我抬头看他一眼,他冲我点点头,转身去泡自己的速溶咖啡。我没说话,只是握紧了手里的杯子,暖意顺着掌心一点点蔓延上来。这种时候,话太多反而多余,默契才是最珍贵的。
屏幕上蓝绿色的字符还在滚动,像一条不停流淌的小溪。李悦正用逆向追踪技术,一点点拼回那些被删掉的日志。这些碎片,正在慢慢连成一条路,通向某个看不见的黑暗角落。
她调出解码界面,输入一串复杂的密钥,随后,一行行被覆盖的访问记录浮现出来:境外Ip地址:89.137..,连接时间:02:03-02:08,协议类型:SSh+tLS隧道加密,目标端口:……
“又是这个Ip。”我喃喃道。
这个Ip断断续续出现,但规律得很,每次都选在凌晨两点到四点之间上线,持续不超过八分钟,像有人定时打开一个秘密频道。更奇怪的是,所有连接都指向同一个虚拟主机节点,登记地在塞浦路斯,实际通过多重跳转隐藏真实来源。
“这人不简单。”我低声说。
声音不大,但屋里的三个人都听见了,空气一下子凝住了。
赵勇放下杯子,走到屏幕前,盯着那串Ip看了几秒,缓缓点头:“能在军工系统混过,还能对接暗网,这种技术不是自学能有的。肯定是体制内出来的,手里有资源,脑子里懂架构,更知道怎么绕开监管。”
他说得很平静,语气甚至有点冷,但我看得出他心里已经拉响警报。他是反恐总队出身,经历过边境黑客案、内部泄密事件,对那种“背叛体制”的人特别敏感。那种人最可怕——他们懂规则,所以会钻空子;他们曾被信任,所以更擅长伪装;他们清楚每一个安防节点的弱点,就像熟悉自家门锁一样。
我们决定重新梳理所有线索。
我把c4栋的建筑图纸调了出来。这是园区最老的一栋楼,建于九十年代末,原先是仓库,后来改成临时数据中心。墙厚、隔音好,但监控老旧,西边一大片盲区。晚上保安松懈,外来车辆进出基本没人管,想查清楚太难了。
只能靠外围信息一点点推时间线。
我翻出最近七天货运枢纽的车辆记录,重点筛没登记的皮卡和厢货。Etc数据显示,一辆深色无牌皮卡在三月二十日凌晨一点十七分进了园区西侧便道,停了四十三分钟才走。车斗是空的,但称重系统显示整车自重比正常高出快三百公斤。
“运的是设备。”我说。
李悦放大卫星图,指着便道尽头:“你看这里,靠近c4栋后墙有个废弃检修口,平时没人走。铁栅栏本来锈死了,但最近被人撬开过,边缘有新鲜刮痕。”

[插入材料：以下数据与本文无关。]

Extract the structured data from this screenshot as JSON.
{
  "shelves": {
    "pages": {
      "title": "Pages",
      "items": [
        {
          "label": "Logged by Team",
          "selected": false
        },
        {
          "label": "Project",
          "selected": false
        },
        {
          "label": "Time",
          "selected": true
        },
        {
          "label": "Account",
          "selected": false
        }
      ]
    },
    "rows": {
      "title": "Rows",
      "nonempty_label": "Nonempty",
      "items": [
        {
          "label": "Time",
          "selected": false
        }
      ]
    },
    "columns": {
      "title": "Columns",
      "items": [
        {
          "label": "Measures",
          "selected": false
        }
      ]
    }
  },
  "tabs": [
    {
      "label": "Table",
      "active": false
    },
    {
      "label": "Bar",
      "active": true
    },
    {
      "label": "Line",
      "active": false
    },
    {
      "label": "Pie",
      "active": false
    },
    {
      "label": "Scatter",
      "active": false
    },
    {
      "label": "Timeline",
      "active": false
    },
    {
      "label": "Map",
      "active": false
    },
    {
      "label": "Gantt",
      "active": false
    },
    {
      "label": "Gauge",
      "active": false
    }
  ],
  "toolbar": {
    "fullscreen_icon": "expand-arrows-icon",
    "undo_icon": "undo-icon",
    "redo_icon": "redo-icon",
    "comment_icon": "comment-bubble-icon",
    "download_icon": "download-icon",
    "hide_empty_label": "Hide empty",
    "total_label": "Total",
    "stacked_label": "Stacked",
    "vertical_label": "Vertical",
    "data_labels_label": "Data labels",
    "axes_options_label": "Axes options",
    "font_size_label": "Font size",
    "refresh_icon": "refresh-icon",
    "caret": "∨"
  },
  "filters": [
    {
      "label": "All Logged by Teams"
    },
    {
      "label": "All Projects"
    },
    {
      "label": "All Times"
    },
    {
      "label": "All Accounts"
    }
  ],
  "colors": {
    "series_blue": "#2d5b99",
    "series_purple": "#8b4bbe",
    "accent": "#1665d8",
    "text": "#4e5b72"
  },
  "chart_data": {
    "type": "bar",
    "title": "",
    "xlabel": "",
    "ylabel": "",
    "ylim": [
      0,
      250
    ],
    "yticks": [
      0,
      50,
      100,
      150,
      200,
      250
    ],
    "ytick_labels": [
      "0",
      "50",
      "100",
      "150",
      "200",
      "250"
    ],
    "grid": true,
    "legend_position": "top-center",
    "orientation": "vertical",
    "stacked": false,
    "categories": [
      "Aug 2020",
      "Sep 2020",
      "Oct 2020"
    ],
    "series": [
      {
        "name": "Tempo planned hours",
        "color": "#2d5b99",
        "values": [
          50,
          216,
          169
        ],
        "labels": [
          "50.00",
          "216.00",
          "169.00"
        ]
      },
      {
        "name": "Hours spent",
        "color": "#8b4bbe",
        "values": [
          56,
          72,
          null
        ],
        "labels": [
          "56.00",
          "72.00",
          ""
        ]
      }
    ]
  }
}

她调出热成像回放:凌晨一点五十六分,检修口方向出现了短暂的热源波动,持续大概五分钟,然后消失。虽然看不清人数,但从移动轨迹判断,至少两个人一起搬东西进去。
我把这个时间记下,转头对赵勇说:“你去趟园区,找夜班保安问问。特别是那天凌晨值班的,看有没有人见过这辆车,或者看到谁搬东西进去了。”
他二话不说,抓起外套就走。临出门前回头看了我一眼,欲言又止,最后只留下一句:“别熬太晚。”
门关上后,屋里一下子安静下来。空调低鸣,服务器风扇嗡嗡响,李悦继续埋头分析数据流,而我则翻起了电力申请档案。
那个叫“张林”的临时用电申请人,身份证号居然是个测试用的备案码——假身份。手机号也注销了,运营商显示最后一次通话是在两周前,地点在城南工业路一带。
不过申请单上留了个手写的紧急联系人电话,虽然也停用了,但后台还能查到注册信息——实名认证是个叫王德海的人,住在城北老工业区一栋快拆迁的老家属楼里。
我顺着这条线查下去,调出王德海的社保记录,发现他名下注册过一家小型机电维修公司,经营范围包括弱电安装和UpS电源维护,去年年底注销了。再往前翻,这家公司中标过两个政府项目的附属工程,其中一个,竟是市科技局下属实验室的电路改造。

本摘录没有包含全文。